J’en avais rencontré, au cours de mes études, des jeunes gens de ce genre, zélés, qui ignoraient encore que scepticisme ne signifie pas hostilité, ni patience absence de fermeté.

Elisabeth a tout juste 24 ans, dans cette année 1961, où elle rejoint un combinat pour y travailler, mais également pour poursuivre sa carrière artistique. En tant que peintre, elle fait des portraits des ouvriers, capte les lieux avec son pinceau et dirige un cercle ouvrier de peintres amateurs. Pleine d’idéaux, elle est prête à consacrer sa vie à la création d’un Etat socialiste.

Je travaillais avec précipitation, sans système, tantôt attirée par la courbe des arches des ponts et par l’élan sobre des tours de refroidissement sur leurs piliers que soutenaient des étais, tantôt séduite par la maturité des couleurs sous un ciel bleu de septembre ; je peignais des aquarelles par lesquelles je tentais de fixer la richesse des couleurs de ce paysage construit par l’homme, j’esquissais les soudeurs dans notre hall, les menuisiers avec leurs vestes de velours ouvertes sur leurs poitrines nues bronzées par le soleil, les jeunes filles attendant dans la rue de l’usine, papotant, cheveux ébouriffés, jupes gonflées par un vent violent.

Un jour, elle apprend une nouvelle qui va la bouleverser – son frère Ulrich est fermement décidé à quitter « la zone » et à partir an Allemagne de l’Ouest après avoir gagné la certitude que, dans ce pays où on se veut égaux, certains restent plus égaux que les autres.

Assis sur une table, Uli nous tournait le dos et discutait vivement avec l’ingénieur. « Un type comme toi » disait-il d’un ton traînant de sa voix avinée, « moi aussi, ils l’ont fait passer devant moi. C’qu’on n’a pas dans l’crâne, faut l’avoir ici… » Il empoigna l’ingénieur par le revers de sa veste et tapota son insigne de membre du Parti. « Je pourrais en être aussi loin que toi. »

Leur frère ainé, Konrad, qui, avec une certaine froideur visait toujours son profit personnel, est déjà passé de l’autre côté. Maintenant, Elisabeth devrait perdre aussi Uli avec lequel elle a une relation fusionnelle, on en découvre d’ailleurs ses racines au fil des pages en allant jusqu’à la Deuxième Guerre Mondiale.

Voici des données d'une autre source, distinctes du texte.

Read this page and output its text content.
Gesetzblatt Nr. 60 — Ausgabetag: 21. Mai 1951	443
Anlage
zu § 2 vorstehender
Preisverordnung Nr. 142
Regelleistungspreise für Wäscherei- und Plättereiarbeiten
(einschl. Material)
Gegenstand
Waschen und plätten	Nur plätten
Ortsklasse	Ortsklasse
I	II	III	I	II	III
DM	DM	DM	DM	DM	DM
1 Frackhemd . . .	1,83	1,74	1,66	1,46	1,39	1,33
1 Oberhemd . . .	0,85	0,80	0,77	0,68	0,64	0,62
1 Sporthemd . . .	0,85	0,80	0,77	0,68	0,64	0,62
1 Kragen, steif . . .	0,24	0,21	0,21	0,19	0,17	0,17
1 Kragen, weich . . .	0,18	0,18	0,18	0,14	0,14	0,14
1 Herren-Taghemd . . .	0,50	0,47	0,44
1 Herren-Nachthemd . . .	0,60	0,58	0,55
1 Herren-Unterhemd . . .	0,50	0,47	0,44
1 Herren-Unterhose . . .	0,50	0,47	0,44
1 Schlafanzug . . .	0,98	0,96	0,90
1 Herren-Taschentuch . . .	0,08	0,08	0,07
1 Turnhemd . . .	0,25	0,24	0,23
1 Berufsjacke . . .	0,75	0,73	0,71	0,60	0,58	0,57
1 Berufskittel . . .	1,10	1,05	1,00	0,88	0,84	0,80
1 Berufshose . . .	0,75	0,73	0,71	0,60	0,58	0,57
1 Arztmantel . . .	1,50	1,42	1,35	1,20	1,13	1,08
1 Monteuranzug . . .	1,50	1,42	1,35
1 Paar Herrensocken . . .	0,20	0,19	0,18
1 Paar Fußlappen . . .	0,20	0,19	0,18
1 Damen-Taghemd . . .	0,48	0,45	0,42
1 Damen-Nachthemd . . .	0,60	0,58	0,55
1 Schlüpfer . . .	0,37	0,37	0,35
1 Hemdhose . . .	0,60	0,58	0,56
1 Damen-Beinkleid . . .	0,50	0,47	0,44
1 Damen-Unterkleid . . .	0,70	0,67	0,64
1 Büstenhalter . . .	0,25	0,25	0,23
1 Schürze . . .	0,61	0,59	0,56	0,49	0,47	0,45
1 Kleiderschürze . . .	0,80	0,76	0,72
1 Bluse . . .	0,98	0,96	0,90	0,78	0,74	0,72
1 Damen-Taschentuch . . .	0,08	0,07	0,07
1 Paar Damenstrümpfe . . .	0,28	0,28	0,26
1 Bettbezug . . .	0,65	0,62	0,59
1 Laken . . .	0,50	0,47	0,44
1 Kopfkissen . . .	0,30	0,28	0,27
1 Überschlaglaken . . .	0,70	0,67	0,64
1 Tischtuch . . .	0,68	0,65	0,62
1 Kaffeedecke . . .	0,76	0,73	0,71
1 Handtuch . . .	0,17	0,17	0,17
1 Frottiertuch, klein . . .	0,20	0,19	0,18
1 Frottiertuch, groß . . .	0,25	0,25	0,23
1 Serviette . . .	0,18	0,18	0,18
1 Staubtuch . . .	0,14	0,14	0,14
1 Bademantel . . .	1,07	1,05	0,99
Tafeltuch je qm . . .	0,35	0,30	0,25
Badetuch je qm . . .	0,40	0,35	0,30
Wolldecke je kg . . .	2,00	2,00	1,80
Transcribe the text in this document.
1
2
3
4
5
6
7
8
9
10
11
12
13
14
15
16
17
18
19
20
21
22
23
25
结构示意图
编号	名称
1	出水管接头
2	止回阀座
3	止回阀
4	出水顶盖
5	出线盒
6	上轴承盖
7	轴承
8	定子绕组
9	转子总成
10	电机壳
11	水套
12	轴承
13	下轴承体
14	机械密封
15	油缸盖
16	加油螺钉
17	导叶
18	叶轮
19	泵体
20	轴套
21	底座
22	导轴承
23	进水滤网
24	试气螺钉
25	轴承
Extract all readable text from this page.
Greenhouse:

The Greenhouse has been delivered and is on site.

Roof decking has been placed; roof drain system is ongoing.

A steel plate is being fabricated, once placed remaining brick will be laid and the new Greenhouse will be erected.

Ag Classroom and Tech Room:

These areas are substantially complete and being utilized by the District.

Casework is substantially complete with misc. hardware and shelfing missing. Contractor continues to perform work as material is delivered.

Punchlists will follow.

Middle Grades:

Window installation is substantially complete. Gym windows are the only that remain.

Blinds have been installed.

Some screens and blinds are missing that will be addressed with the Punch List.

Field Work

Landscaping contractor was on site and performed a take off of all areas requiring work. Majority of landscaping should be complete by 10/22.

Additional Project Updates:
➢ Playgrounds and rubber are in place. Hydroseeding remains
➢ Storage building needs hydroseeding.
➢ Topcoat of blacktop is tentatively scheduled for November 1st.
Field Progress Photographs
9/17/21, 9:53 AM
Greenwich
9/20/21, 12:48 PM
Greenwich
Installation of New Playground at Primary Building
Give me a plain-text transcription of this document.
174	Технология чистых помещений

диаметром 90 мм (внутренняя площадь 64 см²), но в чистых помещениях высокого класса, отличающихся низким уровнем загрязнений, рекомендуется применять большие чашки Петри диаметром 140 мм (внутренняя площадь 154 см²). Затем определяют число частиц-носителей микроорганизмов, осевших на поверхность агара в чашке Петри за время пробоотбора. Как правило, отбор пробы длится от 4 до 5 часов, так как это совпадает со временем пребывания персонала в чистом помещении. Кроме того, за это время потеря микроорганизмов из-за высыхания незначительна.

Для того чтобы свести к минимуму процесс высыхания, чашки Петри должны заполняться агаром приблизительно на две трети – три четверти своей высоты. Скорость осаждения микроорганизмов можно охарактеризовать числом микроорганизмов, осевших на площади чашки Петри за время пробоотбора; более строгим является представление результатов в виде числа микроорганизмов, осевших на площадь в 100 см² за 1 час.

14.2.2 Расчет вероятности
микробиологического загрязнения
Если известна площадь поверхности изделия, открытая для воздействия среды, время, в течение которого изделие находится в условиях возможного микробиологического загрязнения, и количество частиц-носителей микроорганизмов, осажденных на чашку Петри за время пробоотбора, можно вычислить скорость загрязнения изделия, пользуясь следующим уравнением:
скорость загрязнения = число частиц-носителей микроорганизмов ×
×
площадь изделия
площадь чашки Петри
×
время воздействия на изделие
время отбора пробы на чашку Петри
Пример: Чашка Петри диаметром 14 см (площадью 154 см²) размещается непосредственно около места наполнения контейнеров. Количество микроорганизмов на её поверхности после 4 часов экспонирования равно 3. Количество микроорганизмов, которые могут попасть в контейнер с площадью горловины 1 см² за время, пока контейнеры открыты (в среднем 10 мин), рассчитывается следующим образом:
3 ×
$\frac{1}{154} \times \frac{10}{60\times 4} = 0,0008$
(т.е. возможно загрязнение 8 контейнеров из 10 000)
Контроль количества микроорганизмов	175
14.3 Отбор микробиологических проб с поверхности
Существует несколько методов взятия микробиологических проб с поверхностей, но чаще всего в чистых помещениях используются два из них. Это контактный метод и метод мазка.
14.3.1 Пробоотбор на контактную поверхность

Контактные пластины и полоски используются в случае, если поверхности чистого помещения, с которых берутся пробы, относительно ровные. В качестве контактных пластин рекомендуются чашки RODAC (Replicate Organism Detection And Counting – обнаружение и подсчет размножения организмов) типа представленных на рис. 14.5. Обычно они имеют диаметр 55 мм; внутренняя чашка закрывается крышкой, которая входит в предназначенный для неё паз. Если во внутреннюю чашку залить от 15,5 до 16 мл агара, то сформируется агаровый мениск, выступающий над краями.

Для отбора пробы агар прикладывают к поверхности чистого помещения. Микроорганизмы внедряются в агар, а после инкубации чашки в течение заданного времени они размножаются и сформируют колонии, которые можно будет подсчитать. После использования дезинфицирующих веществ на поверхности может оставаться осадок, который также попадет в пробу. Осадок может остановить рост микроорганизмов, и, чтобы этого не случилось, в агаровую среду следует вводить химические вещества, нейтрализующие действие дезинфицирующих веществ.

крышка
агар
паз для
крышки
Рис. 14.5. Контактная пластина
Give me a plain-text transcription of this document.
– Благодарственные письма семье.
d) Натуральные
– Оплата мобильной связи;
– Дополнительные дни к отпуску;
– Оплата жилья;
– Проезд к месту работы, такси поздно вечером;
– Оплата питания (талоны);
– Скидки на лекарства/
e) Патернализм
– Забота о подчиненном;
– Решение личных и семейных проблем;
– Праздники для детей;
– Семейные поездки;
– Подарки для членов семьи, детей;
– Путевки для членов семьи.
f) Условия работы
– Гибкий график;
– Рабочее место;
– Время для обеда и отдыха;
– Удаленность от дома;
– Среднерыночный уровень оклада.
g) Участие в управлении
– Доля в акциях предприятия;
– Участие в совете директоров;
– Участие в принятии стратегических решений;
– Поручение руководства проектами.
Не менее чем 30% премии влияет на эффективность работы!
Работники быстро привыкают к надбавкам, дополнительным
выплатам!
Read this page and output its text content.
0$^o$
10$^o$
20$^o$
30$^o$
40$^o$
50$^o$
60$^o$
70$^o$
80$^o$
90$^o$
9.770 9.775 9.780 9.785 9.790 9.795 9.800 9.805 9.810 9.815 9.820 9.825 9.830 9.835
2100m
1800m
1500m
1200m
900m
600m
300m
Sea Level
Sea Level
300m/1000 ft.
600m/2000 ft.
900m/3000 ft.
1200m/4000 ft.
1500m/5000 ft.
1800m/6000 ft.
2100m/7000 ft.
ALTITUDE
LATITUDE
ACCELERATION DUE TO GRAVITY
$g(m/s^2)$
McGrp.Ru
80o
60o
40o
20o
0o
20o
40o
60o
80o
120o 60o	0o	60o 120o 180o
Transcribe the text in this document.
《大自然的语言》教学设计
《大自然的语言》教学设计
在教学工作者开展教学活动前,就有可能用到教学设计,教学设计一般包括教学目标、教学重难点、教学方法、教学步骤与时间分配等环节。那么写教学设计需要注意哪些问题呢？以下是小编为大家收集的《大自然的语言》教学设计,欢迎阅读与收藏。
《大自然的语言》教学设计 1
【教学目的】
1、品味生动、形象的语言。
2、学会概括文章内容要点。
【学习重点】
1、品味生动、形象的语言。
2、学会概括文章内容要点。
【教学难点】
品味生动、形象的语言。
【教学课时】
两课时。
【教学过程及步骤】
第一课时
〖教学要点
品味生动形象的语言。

Ma mère, livide, l’air malheureux, ne bougeait pas, ne disait rien, elle était notre frontière et notre dernier trait d’union.

Dans ce roman court, dont la version intégrale n’a été retrouvée que récemment, l’autrice procure aux lecteurs une image fort intéressante du début des années 60 en ex-RDA. C’est un roman riche en sujets, abordés souvent par des retours en arrière, entre autres le déchirement des familles dont les membres s’enfuient pour l’Allemagne de l’Ouest (on est d’ailleurs à quelques mois de la construction du Mur de Berlin), le rôle des artistes, les idéaux et les différents points de vue illustrés notamment par les deux frères et leur soeur. L’autrice s’est inspirée de son propre vécu – son activité dans le combinat, mais aussi son frère qui a émigré en 1960. Je retiens d’ailleurs certains passages très critiques et de ce fait courageux pour l’époque, ainsi que de nombreux sujets dont on a envie de discuter une fois le livre refermé (j’ai par exemple un peu de mal à comprendre que les enfants acceptent aussi facilement, approuvent même, que la propriété de leur grand-père soit revenu « au peuple »). Vous l’aurez compris, un livre idéal pour une lecture commune !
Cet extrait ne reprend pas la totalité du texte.